In the past few months, I have felt a general lifting of heaviness and gloom and doom in our lives. Many of us have received Covid-19 vaccinations. The state has lifted most restrictions. We can eat in restaurants, hold worship in person, attend athletic events, host friends for dinner if we have all been vaccinated, and go into a store without a mask. For the first time in over a year, we can see each other’s faces. We are not completely out of the pandemic, but we feel safer and more hopeful. Life seems somewhat normal. Thank you, God.
On Monday I took a long walk with our son, Ro, in Canyonlands National Park. The red-walled canyons, the barrel cactus flowers in full bloom, the silence of the high desert, the wonder of slot canyons, the empty blue sky, and time alone with our thoughts, one another, and our Creator rejuvenated my soul. Thank you, God.
Just a moment ago, our daughter, Andie, called me. “Dad, I got a full-time job with benefits working for a food bank!” She is going to be the volunteer coordinator and help in the warehouse when needed. Her happiness for landing her first real job was contagious. Thank you, God.

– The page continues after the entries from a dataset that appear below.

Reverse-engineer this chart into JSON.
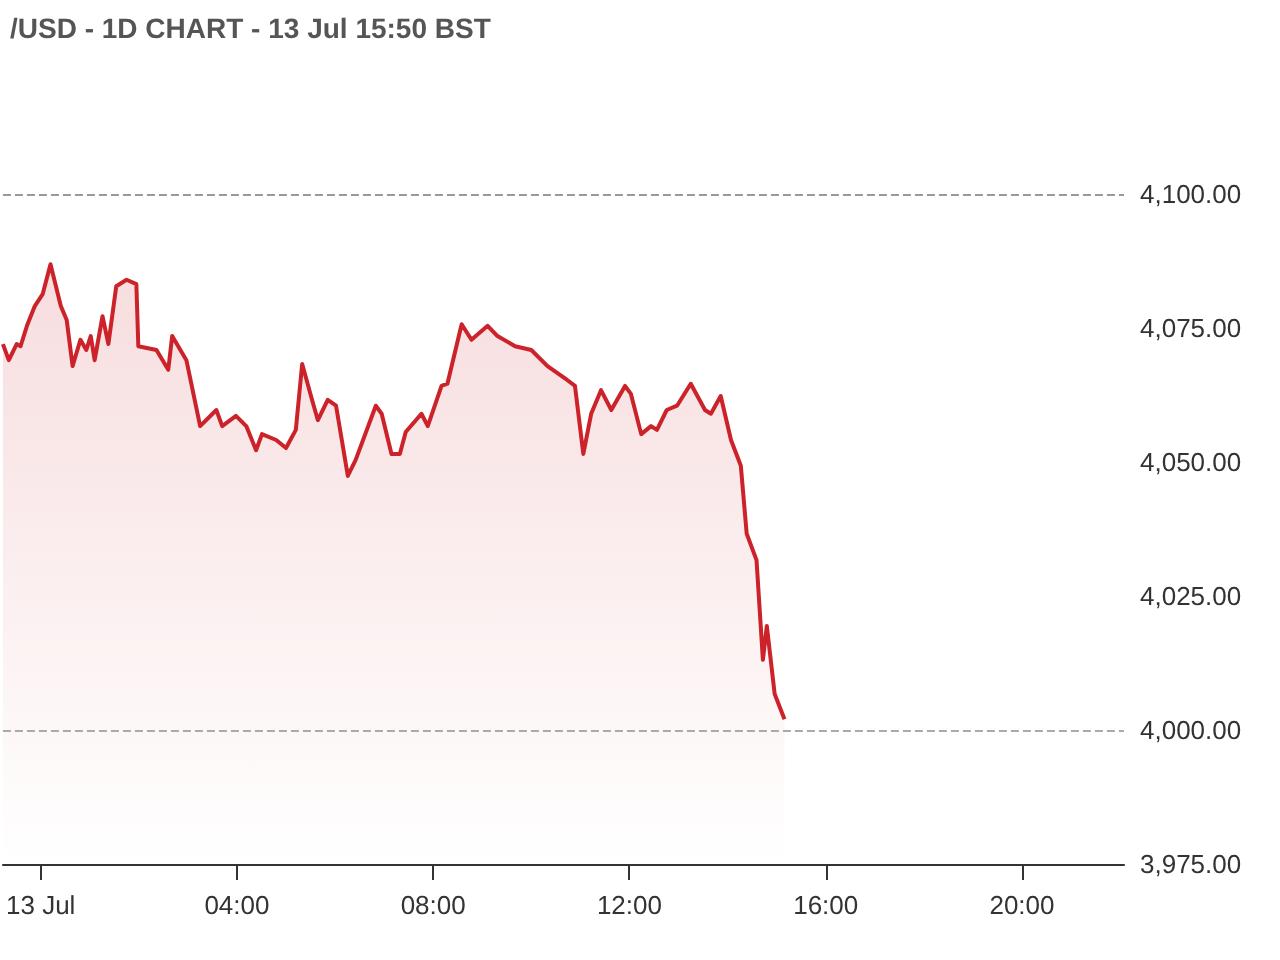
{
  "chart_data": {
    "type": "area",
    "title": "/USD - 1D CHART - 13 Jul 15:50 BST",
    "x": [
      -0.77,
      -0.65,
      -0.49,
      -0.41,
      -0.28,
      -0.12,
      0.04,
      0.2,
      0.41,
      0.53,
      0.65,
      0.81,
      0.93,
      1.02,
      1.1,
      1.26,
      1.38,
      1.54,
      1.75,
      1.95,
      1.99,
      2.36,
      2.6,
      2.68,
      2.97,
      3.25,
      3.58,
      3.7,
      3.98,
      4.19,
      4.39,
      4.51,
      4.8,
      5.0,
      5.2,
      5.33,
      5.53,
      5.65,
      5.85,
      6.02,
      6.26,
      6.42,
      6.83,
      6.95,
      7.15,
      7.32,
      7.44,
      7.76,
      7.89,
      8.17,
      8.29,
      8.58,
      8.78,
      9.11,
      9.31,
      9.67,
      10.0,
      10.33,
      10.73,
      10.89,
      11.06,
      11.22,
      11.42,
      11.63,
      11.91,
      12.03,
      12.24,
      12.44,
      12.56,
      12.76,
      12.97,
      13.25,
      13.54,
      13.66,
      13.86,
      14.07,
      14.27,
      14.39,
      14.59,
      14.72,
      14.8,
      14.96,
      15.16
    ],
    "series": [
      {
        "color": "#cc2229",
        "values": [
          4072.0,
          4069.0,
          4072.0,
          4071.6,
          4075.4,
          4079.1,
          4081.3,
          4086.9,
          4079.1,
          4076.5,
          4067.9,
          4072.8,
          4070.9,
          4073.5,
          4069.0,
          4077.2,
          4072.0,
          4082.8,
          4084.0,
          4083.2,
          4071.6,
          4070.9,
          4067.2,
          4073.5,
          4069.0,
          4056.7,
          4059.7,
          4056.7,
          4058.6,
          4056.7,
          4052.2,
          4055.2,
          4054.1,
          4052.6,
          4056.0,
          4068.3,
          4061.6,
          4057.8,
          4061.6,
          4060.5,
          4047.4,
          4050.4,
          4060.5,
          4059.0,
          4051.5,
          4051.5,
          4055.6,
          4059.0,
          4056.7,
          4064.2,
          4064.6,
          4075.7,
          4072.8,
          4075.4,
          4073.5,
          4071.6,
          4070.9,
          4067.9,
          4065.3,
          4064.2,
          4051.5,
          4059.0,
          4063.4,
          4059.7,
          4064.2,
          4062.7,
          4055.2,
          4056.7,
          4056.0,
          4059.7,
          4060.5,
          4064.6,
          4059.7,
          4059.0,
          4062.3,
          4054.1,
          4049.3,
          4036.6,
          4031.7,
          4013.1,
          4019.4,
          4006.7,
          4002.0
        ]
      }
    ],
    "xlim": [
      -0.77,
      22.08
    ],
    "xticks": [
      {
        "value": 0,
        "label": "13 Jul"
      },
      {
        "value": 4,
        "label": "04:00"
      },
      {
        "value": 8,
        "label": "08:00"
      },
      {
        "value": 12,
        "label": "12:00"
      },
      {
        "value": 16,
        "label": "16:00"
      },
      {
        "value": 20,
        "label": "20:00"
      }
    ],
    "ylim": [
      3975,
      4100
    ],
    "yticks": [
      {
        "value": 3975,
        "label": "3,975.00"
      },
      {
        "value": 4000,
        "label": "4,000.00"
      },
      {
        "value": 4025,
        "label": "4,025.00"
      },
      {
        "value": 4050,
        "label": "4,050.00"
      },
      {
        "value": 4075,
        "label": "4,075.00"
      },
      {
        "value": 4100,
        "label": "4,100.00"
      }
    ],
    "ref_lines": [
      {
        "axis": "y",
        "value": 4100,
        "color": "#999999",
        "line_style": "dashed"
      },
      {
        "axis": "y",
        "value": 4000,
        "color": "#aaaaaa",
        "line_style": "dashed"
      }
    ],
    "grid": false,
    "marker": "none"
  }
}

Our church is meeting on zoom and on the east lawn of our church on Sunday mornings. We pray, hear sacred music, share wisdom, and breathe together. We renew old friendships and form new ones. Is the Spirit moving through us? Thank you, God.

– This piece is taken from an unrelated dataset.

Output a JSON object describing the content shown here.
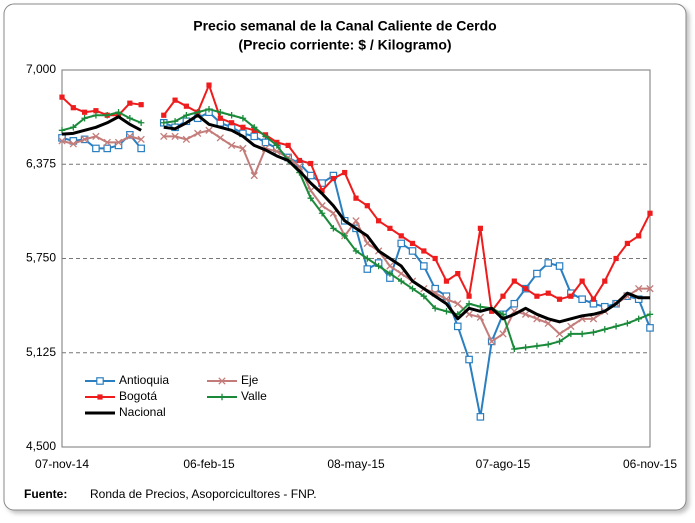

Bass says, “Life is a gift. Air, light, soil, and water are gifts. Friendships, love, and family are gifts. We live on a gifted planet. Everything we need is here, with us. We can freely respond to these gifts by choosing a life of mutual care.” Is all of life a gift? We work hard but is it a gift to be able to work?
Jesus calls us to embrace with gratitude all of our life. In Thessalonians, Paul writes, “Give thanks in all circumstances.” This is fairly easy when things are going well: we are healthy, we get the job, we have time to walk in beauty, the kids are doing well, and we live in a healthy, supportive community. But what do we do when life turns south?
“Our lives are also full of losses. Losses of dreams, losses of friends, losses of family, and losses of hope. Over time there are more and more things we can be negative or resentful about,” reflects Henri Nouwen. “Resentment gives us a hardened heart and we become resentful people.” We are angry at him/her. We are angry with this situation. This is not what we expected.
How can we give thanks in all things?
Jesus invites us to recognize that gladness and sadness are never separate. The cross, the main symbol of our faith, invites us to find hope where we see pain and new life (resurrection) where we see death. Joy and sorrow belong together, says Nouwen. Have we seen blessings/gifts spring forth from difficult situations, hard times?
Gene, a former member of our church, invited me to visit his wife with him. She had Alzheimer’s and lived in a long-term care facility. Gene would ask her questions and meet her basic needs, but she remained unresponsive. Then Gene would play an old Frank Sinatra CD. “Would you like to dance, honey?” he would ask. Together they would dance gracefully like newlyweds around the small room. They shared a deep intimacy despite her circumstances. “Mourning and dancing are part of the same movement,” writes Nouwen.
“It is not easy to live with the mysteries of pain, injustice, illness, brokenness, and violence,” says Bass. “We should rightly rage against these indignities.” But we can also, usually gradually, let go of our resentments as we realize that “nothing can separate us from the love of God.”
“In the middle of suffering there is a blessing.” says Nouwen.
Let us mourn the losses in our lives while we give thanks for new life and new beginnings.
Blessings and peace,
Thank you for being such a vibrant supportive community for so many.